Chiaramente le donne del veterano movimento femminista iraniano, che a Teheran nel marzo del 1980 organizzarono la grande manifestazione delle 200mila contro l’imposizione del velo, dopo una dura repressione optarono per più sottili forme di disobbedienza civile che ha attraversato diverse fasi: dallo scontro diretto con la “polizia della morale”, che comportava prigione e punizioni, al rifiutarsi di mettersi quel lenzuolo nero che ricopre tutto il corpo e che si chiama chador per trasformarlo in gabardine con fazzoletto negli anni ’80. Nella seconda fase iniziarono a colorare le “uniformi” che per legge dovevano essere nere (per non eccitare nessuno), e inventarono la sofisticata “moda islamica” e il femminismo islamico. Successivamente iniziarono ad indossare il “mal velo”, che consiste nel collocare in testa piccoli e leggerissimi foulard con delle eleganti frange. Ora è iniziato lo “svelamento” della testa e sono sempre di più le donne sovversive che sfidano per le strade del paese le “pattuglie della morale”.
Il significato del velo
Anche se nacque per adattare gli esseri umani a certi habitat, presto il velo si riempì di sfumature per segnalare lo stato sociale, il gruppo etnico o religioso. In Persia e Babilonia gli aristocratici si coprivano in pubblico con del prezioso tulle per mostrare la propria classe sociale. Il Corano chiede che le credenti si distinguano coprendosi “per non essere riconosciute e molestate” (versetto 33:59). Tra i semiti, la folta chioma di Lilith, la donna nuda e sottomessa e, quindi, la prostituta, era il simbolo della sessualità disinibita. Alle schiave e alle adultere era proibito il velo ma la testa veniva loro rasata perché più si esibiva la capigliatura meno si era caste. Secondo questa sentenza manichea i desnudi abitanti dell’Amazzonia dovrebbero meritare il castigo divino, e i copertissimi esquimesi che abitano la Groenlandia dovrebbero avere il primo posto in paradiso.
Mentre La Bibbia esige che la donna porti un “segno dell’autorità dell’uomo sulla sua testa” (Corinzi, 11), Il Corano svincola il velo dalla fede della donna ma lo mette in relazione con la sua fertilità: può non indossarlo più quando arriva la menopausa (Corano: 24, 59), ma dovrà sempre tenere ben coperto il collo perché la scollatura è responsabile dell’incontinenza sessuale dell’uomo (Corano: 24, 31).

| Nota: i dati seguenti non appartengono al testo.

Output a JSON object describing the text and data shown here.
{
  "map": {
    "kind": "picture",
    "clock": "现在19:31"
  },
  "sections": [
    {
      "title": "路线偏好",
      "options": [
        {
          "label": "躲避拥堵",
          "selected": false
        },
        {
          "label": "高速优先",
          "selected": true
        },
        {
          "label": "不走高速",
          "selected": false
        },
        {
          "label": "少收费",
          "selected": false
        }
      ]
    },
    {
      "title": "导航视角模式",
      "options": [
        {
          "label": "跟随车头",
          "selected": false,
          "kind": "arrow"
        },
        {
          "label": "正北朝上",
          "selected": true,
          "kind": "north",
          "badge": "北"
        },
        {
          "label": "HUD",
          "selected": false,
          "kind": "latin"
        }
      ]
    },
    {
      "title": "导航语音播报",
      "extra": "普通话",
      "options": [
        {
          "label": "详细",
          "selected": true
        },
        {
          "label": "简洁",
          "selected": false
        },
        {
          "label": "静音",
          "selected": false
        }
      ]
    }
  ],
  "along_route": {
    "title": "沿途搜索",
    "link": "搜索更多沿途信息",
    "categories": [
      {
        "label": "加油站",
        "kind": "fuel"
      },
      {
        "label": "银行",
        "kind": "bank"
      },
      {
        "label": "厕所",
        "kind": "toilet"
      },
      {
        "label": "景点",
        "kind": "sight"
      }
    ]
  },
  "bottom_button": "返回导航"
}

Si equipara la nudità della donna con un suo essere oggetto sessuale. Ma cosa sono allora le donne velate che, senza conoscere il proprio pretendente, ne diventano spose? Lui non conosce le inquietudini, i gusti, i sogni e i desideri di quella donna, ma vede nel suo velo una garanzia di fedeltà sessuale, e ciò gli basta per metter su famiglia.